Measurements of the spectral energy distribution of the cosmic infrared background

TL;DR

This paper reviews various measurements of the cosmic infrared background's spectral energy distribution, highlighting their methods, strengths, limitations, and recent progress in understanding the universe's star formation history.

Contribution

It provides a comprehensive overview of the different measurement techniques for the CIB SED and discusses recent advances and future prospects in the field.

Findings

Absolute SED measurements limited by foreground subtraction.

Stringent lower limits from galaxy counts up to 100 microns.

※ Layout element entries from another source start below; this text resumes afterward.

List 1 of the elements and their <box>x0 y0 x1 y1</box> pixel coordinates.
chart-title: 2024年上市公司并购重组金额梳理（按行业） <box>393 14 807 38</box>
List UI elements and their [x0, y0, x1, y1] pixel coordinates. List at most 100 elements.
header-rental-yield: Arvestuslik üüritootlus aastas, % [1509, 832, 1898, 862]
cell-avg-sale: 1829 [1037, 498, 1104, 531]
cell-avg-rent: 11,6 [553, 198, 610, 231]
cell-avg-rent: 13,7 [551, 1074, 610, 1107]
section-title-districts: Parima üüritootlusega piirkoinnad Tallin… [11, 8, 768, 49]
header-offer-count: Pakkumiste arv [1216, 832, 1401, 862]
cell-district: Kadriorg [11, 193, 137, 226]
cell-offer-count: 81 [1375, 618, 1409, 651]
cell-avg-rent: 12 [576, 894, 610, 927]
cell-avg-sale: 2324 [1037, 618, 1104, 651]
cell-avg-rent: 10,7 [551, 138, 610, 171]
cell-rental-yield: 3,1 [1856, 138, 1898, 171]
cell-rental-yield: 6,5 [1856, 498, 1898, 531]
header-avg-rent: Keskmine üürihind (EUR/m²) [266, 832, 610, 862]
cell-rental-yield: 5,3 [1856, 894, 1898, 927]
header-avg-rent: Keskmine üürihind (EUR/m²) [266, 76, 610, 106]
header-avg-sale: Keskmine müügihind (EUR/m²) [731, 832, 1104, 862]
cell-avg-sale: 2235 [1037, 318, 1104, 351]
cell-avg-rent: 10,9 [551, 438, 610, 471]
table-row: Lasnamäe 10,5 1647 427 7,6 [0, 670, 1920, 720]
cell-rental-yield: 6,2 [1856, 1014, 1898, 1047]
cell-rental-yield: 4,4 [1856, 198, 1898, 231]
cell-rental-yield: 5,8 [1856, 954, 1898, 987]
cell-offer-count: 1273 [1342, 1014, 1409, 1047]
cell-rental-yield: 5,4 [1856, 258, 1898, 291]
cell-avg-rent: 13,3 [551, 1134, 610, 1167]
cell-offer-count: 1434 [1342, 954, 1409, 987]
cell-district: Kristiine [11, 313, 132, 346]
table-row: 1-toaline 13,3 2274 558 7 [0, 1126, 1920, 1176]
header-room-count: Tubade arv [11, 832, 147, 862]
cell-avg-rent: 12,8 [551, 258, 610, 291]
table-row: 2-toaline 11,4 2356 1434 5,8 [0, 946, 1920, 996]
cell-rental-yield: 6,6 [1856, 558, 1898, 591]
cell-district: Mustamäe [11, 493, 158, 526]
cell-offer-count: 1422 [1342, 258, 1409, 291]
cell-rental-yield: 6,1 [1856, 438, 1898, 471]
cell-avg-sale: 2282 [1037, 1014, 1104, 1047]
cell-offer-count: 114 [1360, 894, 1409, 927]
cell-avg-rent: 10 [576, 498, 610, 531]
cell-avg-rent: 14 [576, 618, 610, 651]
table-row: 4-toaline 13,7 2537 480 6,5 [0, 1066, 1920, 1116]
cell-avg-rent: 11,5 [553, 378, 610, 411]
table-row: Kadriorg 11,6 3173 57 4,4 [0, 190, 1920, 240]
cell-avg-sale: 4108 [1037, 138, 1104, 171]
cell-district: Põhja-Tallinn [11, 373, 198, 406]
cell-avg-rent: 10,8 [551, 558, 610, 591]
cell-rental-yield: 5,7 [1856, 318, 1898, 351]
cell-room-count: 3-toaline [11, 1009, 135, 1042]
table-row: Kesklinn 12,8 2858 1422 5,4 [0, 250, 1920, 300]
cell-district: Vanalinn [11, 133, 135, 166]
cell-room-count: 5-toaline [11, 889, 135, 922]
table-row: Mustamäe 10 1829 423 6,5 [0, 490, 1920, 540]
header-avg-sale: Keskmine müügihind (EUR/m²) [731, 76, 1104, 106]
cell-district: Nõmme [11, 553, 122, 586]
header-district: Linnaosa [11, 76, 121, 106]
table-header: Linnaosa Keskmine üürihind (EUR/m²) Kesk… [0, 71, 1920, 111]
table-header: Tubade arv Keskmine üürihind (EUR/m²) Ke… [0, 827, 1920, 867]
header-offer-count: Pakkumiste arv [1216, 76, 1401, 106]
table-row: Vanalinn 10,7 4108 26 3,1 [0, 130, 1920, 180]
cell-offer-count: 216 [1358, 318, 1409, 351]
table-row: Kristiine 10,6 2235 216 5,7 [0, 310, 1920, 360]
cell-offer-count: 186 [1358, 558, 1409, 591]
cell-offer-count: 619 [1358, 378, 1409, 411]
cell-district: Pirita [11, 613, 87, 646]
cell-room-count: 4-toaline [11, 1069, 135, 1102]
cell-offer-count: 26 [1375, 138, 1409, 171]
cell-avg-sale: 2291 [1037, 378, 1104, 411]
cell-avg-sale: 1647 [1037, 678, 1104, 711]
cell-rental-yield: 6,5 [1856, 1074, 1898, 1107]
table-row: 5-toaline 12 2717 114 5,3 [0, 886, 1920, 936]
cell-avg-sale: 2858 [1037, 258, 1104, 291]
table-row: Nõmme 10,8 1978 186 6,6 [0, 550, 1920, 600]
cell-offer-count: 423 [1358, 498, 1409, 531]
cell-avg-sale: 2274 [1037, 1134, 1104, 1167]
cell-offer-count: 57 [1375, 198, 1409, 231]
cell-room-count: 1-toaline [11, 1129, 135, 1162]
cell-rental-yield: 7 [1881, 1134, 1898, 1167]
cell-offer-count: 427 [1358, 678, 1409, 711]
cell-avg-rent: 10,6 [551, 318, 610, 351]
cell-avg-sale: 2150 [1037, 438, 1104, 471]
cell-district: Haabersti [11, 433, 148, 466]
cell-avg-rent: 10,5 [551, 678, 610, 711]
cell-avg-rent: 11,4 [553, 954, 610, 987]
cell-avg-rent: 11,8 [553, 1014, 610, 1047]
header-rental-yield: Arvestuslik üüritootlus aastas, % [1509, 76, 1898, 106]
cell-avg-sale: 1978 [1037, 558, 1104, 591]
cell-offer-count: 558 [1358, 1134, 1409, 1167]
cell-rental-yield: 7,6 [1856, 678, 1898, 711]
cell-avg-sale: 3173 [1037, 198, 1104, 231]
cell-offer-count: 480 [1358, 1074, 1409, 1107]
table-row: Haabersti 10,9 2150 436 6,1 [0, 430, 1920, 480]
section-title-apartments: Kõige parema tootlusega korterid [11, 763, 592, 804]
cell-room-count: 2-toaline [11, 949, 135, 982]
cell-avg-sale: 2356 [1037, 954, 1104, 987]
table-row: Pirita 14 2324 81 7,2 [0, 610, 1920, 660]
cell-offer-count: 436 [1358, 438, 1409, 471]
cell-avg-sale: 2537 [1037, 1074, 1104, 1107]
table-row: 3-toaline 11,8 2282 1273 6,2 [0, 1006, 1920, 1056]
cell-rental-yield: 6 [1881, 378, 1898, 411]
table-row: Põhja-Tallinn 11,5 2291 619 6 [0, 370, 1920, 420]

Upper limits from high-energy spectra constrain IR emission.

Abstract

The extragalactic background light (EBL) is the relic emission of all processes of structure formation in the Universe. About half of this background, called the Cosmic Infrared Background (CIB) is emitted in the 8-1000 microns range, and peaks around 150 microns. It is due to the dust reemission from star formation processes and AGN emission. The CIB spectral energy distribution (SED) constraints the models of star formation in the Universe. It is also useful to compute the opacity of the Universe to the TeV photons. We present the different types of measurements of the CIB and discuss their strengths and weaknesses. 1. The absolute SED was measured by COBE, and by other experiments. These measurements are limited by the accuracy of the component separation, i.e. the foreground subtraction. 2. Robust lower limits are determined from the extragalactic number counts of infrared galaxies. These lower limits are very stringent up to 100 microns. At larger wavelengths, the rather low angular resolution of the instruments limits strongly the depth of the number counts. The "stacking" method determines the flux emitted at a given wavelength by a population detected at another wavelength, and provides stringent lower limits in the sub-mm range. It is complementary with other methods based on the statistical analysis of the map properties like the P(D) analysis. 3. Finally, upper limits can be derived from the high energy spectra of extragalactic sources. These upper limits give currently good constraints in the near- and mid-IR. Progress have been amazing since the CIB discovery about 15 years ago: the SED is much better known, and most of it can be accounted for by galaxies (directly or indirectly). Prospects are also exciting, with fluctuation analysis with Planck&Herschel, and forthcoming missions.